Principle 5: The employer makes early and considerate contact with injured/ ill workers.

“Early” contact is a core component of most disability management programs. It is associated with better RTW results. The actual time frame for making contact may vary, depending on the worker’s situation. Ideally, the immediate supervisor should make initial contact to ensure the worker feels connected to the workplace and colleagues. This contact should signify that the employer cares about the worker’s well-being, and should not involve discussions on the cause of injury or on laying blame. The worker’s general perception about the workplace and its concern for workers will influence how he or she responds to employer contact. Early contact is most successful when pre-existing conditions in the workplace are positive, says MacEachen.

Principle 6: Someone has the responsibility to co-ordinate RTW.

Successful RTW programs involve an RTW co-ordinator, either based at the company or externally, to manage the process. This role involves:

  • providing individualized planning and co-ordination adapted to the worker’s initial and ongoing needs
  • ensuring that the necessary communication does not break down at any point
  • ensuring that the worker and other RTW players understand what to expect and what is expected of them

Considering the needs of all players will facilitate the RTW process and help ensure its success.

Principle 7: Employers and health-care providers exchange information with each other as needed.

Contact between workplaces and health-care providers reduces the length of work disability, several studies showed. Depending on the situation, one or more health-care providers might be involved, including physicians, chiropractors, ergonomists or kinesiologists, occupational therapists, physiotherapists or nurses.

Health-care providers can play a significant role in the RTW process.

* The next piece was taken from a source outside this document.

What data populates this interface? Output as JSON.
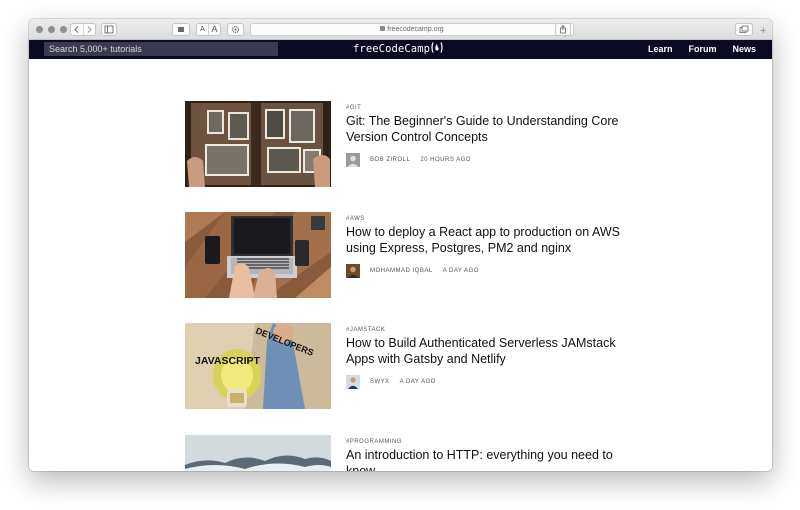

The injured worker often looks to them for information and advice about their condition and return to work. When employers have contact with health-care providers, they are in a better position to understand the worker’s abilities and can be more confident about health and recovery decisions, says MacEachen. The more these players understand about the worker’s job and the workplaces’ ability to provide accommodation, the better able they are to advise workers and participate in informed RTW decision-making.

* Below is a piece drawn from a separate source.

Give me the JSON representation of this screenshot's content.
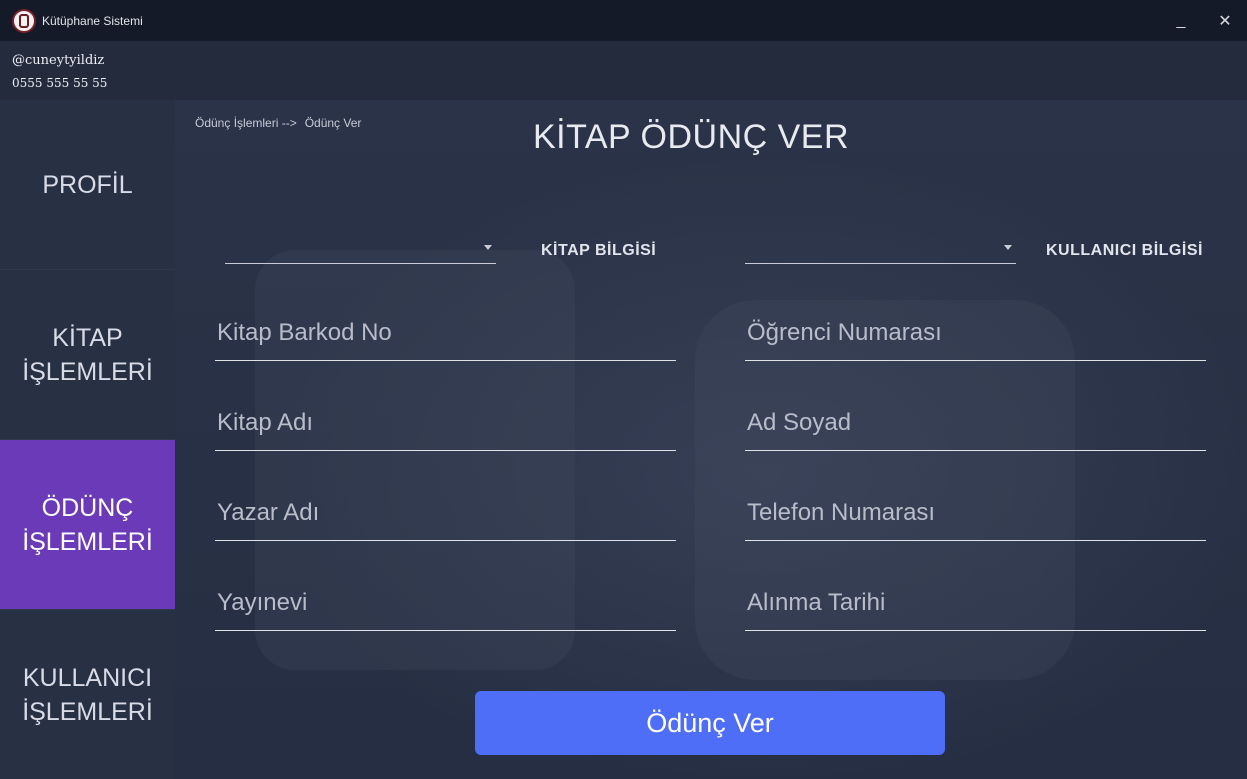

This contact may only be necessary in complex cases. It may include telephone conversations, written communication about job demands and/or work accommodation options from the employer to the family doctor, or a workplace visit by a health-care provider. In some cases a health-care provider may be involved in delivering a fully integrated clinical and occupational approach to RTW, including medical assessment, follow-up and monitoring plus job-site evaluations and ergonomic interventions. When family physicians lack time to consult with or visit the workplace, other rehabilitation and occupational health professionals – who may have more worksite experience – can act as a “bridge” between the workplace and health-care system.